I wasn’t so much into David, Ellie’s new love interest and complicated because he was the rockstar’s lawyer. I liked him because he was described as tall, skinny yet fit with great hair, so I kept imagining David Tennant in my head. I didn’t like how his goals didn’t always align with Ellie’s and he had all these different motivations and he wasn’t very nice to Ellie. I found him incredibly realistic, but I just didn’t like him. In the end [highlight for spoiler] he totally redeemed himself, but for the longest time I really didn’t see what Ellie saw in him besides incredible sexual attraction.
I was intrigued by the entire plot and loved following Ellie around.
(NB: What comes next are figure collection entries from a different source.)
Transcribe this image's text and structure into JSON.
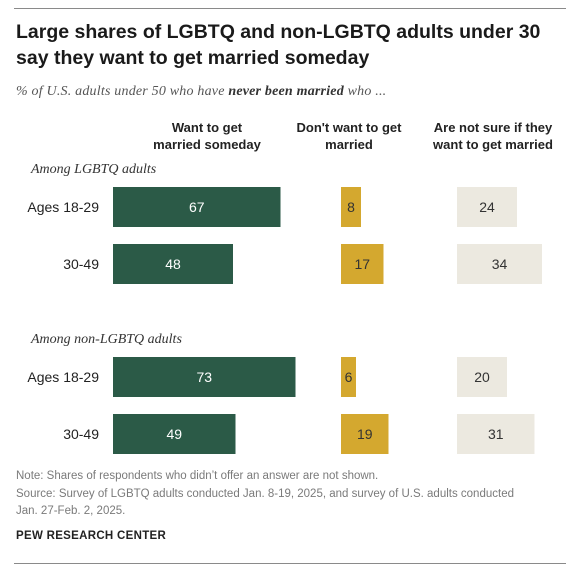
{
  "title": "Large shares of LGBTQ and non-LGBTQ adults under 30 say they want to get married someday",
  "subtitle": {
    "pre": "% of U.S. adults under 50 who have ",
    "bold": "never been married",
    "post": " who ..."
  },
  "notes": {
    "note": "Note: Shares of respondents who didn’t offer an answer are not shown.",
    "source": "Source: Survey of LGBTQ adults conducted Jan. 8-19, 2025, and survey of U.S. adults conducted Jan. 27-Feb. 2, 2025."
  },
  "logo": "PEW RESEARCH CENTER",
  "colors": {
    "want": "#2b5a47",
    "dont": "#d4a82f",
    "notsure": "#ece9e0",
    "want_text": "#ffffff",
    "other_text": "#333333"
  },
  "chart_data": {
    "type": "bar",
    "columns": [
      {
        "key": "want",
        "label": "Want to get married someday"
      },
      {
        "key": "dont",
        "label": "Don't want to get married"
      },
      {
        "key": "notsure",
        "label": "Are not sure if they want to get married"
      }
    ],
    "groups": [
      {
        "label": "Among LGBTQ adults",
        "rows": [
          {
            "label": "Ages 18-29",
            "values": [
              67,
              8,
              24
            ]
          },
          {
            "label": "30-49",
            "values": [
              48,
              17,
              34
            ]
          }
        ]
      },
      {
        "label": "Among non-LGBTQ adults",
        "rows": [
          {
            "label": "Ages 18-29",
            "values": [
              73,
              6,
              20
            ]
          },
          {
            "label": "30-49",
            "values": [
              49,
              19,
              31
            ]
          }
        ]
      }
    ]
  }
}
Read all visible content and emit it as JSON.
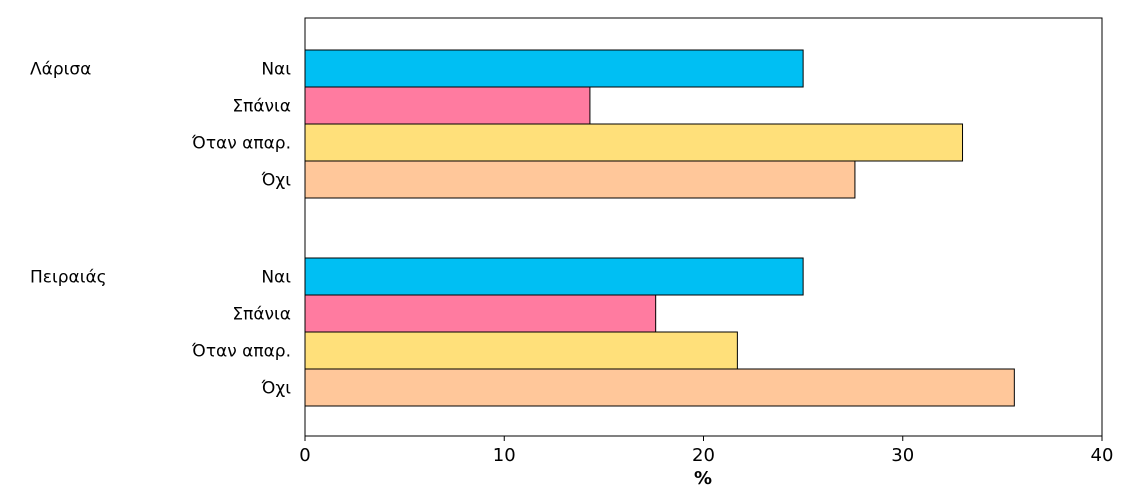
{
  "chart_data": {
    "type": "bar",
    "orientation": "horizontal",
    "title": "",
    "xlabel": "%",
    "ylabel": "",
    "xlim": [
      0,
      40
    ],
    "xticks": [
      0,
      10,
      20,
      30,
      40
    ],
    "grid": false,
    "legend": "none",
    "categories": [
      "Ναι",
      "Σπάνια",
      "Όταν απαρ.",
      "Όχι"
    ],
    "colors": [
      "#00BFF3",
      "#FF7BA0",
      "#FFE07A",
      "#FFC79A"
    ],
    "groups": [
      {
        "name": "Λάρισα",
        "values": [
          25,
          14.3,
          33,
          27.6
        ]
      },
      {
        "name": "Πειραιάς",
        "values": [
          25,
          17.6,
          21.7,
          35.6
        ]
      }
    ]
  }
}
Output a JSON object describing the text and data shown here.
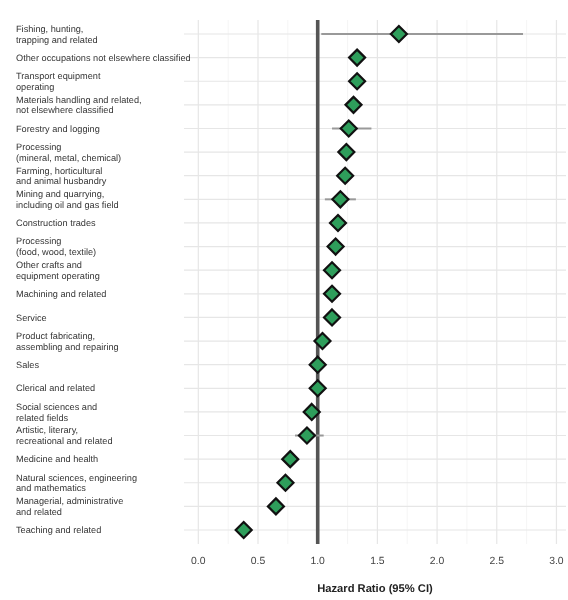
{
  "chart_data": {
    "type": "scatter",
    "orientation": "horizontal",
    "xlabel": "Hazard Ratio (95% CI)",
    "categories": [
      "Fishing, hunting,\ntrapping and related",
      "Other occupations not elsewhere classified",
      "Transport equipment\noperating",
      "Materials handling and related,\nnot elsewhere classified",
      "Forestry and logging",
      "Processing\n(mineral, metal, chemical)",
      "Farming, horticultural\nand animal husbandry",
      "Mining and quarrying,\nincluding oil and gas field",
      "Construction trades",
      "Processing\n(food, wood, textile)",
      "Other crafts and\nequipment operating",
      "Machining and related",
      "Service",
      "Product fabricating,\nassembling and repairing",
      "Sales",
      "Clerical and related",
      "Social sciences and\nrelated fields",
      "Artistic, literary,\nrecreational and related",
      "Medicine and health",
      "Natural sciences, engineering\nand mathematics",
      "Managerial, administrative\nand related",
      "Teaching and related"
    ],
    "values": [
      1.68,
      1.33,
      1.33,
      1.3,
      1.26,
      1.24,
      1.23,
      1.19,
      1.17,
      1.15,
      1.12,
      1.12,
      1.12,
      1.04,
      1.0,
      1.0,
      0.95,
      0.91,
      0.77,
      0.73,
      0.65,
      0.38
    ],
    "errors": [
      [
        1.03,
        2.72
      ],
      null,
      null,
      null,
      [
        1.12,
        1.45
      ],
      null,
      null,
      [
        1.06,
        1.32
      ],
      null,
      null,
      null,
      null,
      null,
      null,
      null,
      null,
      null,
      [
        0.81,
        1.05
      ],
      null,
      null,
      null,
      null
    ],
    "color": "#2e9e5b",
    "marker": "diamond",
    "grid": true,
    "xlim": [
      -0.12,
      3.08
    ],
    "xticks": [
      {
        "value": 0,
        "label": "0.0"
      },
      {
        "value": 0.5,
        "label": "0.5"
      },
      {
        "value": 1,
        "label": "1.0"
      },
      {
        "value": 1.5,
        "label": "1.5"
      },
      {
        "value": 2,
        "label": "2.0"
      },
      {
        "value": 2.5,
        "label": "2.5"
      },
      {
        "value": 3,
        "label": "3.0"
      }
    ],
    "ref_lines": [
      {
        "axis": "x",
        "value": 1,
        "color": "#555555"
      }
    ]
  }
}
I loved the build up to the climax when Ellie [highlight for spoiler] finally met her half-sisters and I like to think she’d become friends with Rose. I loved how Ellie realised she didn’t need the rockstar in her life and had the integrity to turn down half a million pounds to go back to her art gallery career. I especially loved how Ari’s story also got closure. The rockstar was never portrayed as a loving kind of guy: he was a serial cheater and completely self-centered. I was pleased with the resolution.
Apparently Vaughan and Grace are the centre of another Manning book called Unsticky. Unfortunately, although I liked Grace’s cameos, I was not thrilled with Vaughan – in fact, I barely tolerated him and found him completely unlikeable. Therefore I will not be reading Unsticky – but I sure as hell will be reading other Manning books. She’s a literary rockstar and I adore her.
I just want to add that Goodreads seems to think the paperback is over 500 pages long – it didn’t feel like that at all, I thoroughly enjoyed the book and found the pages flipping pretty fast.
Thanks to Random House UK, Transworld Publishers and Netgalley for providing this advanced reader copy for an honest review.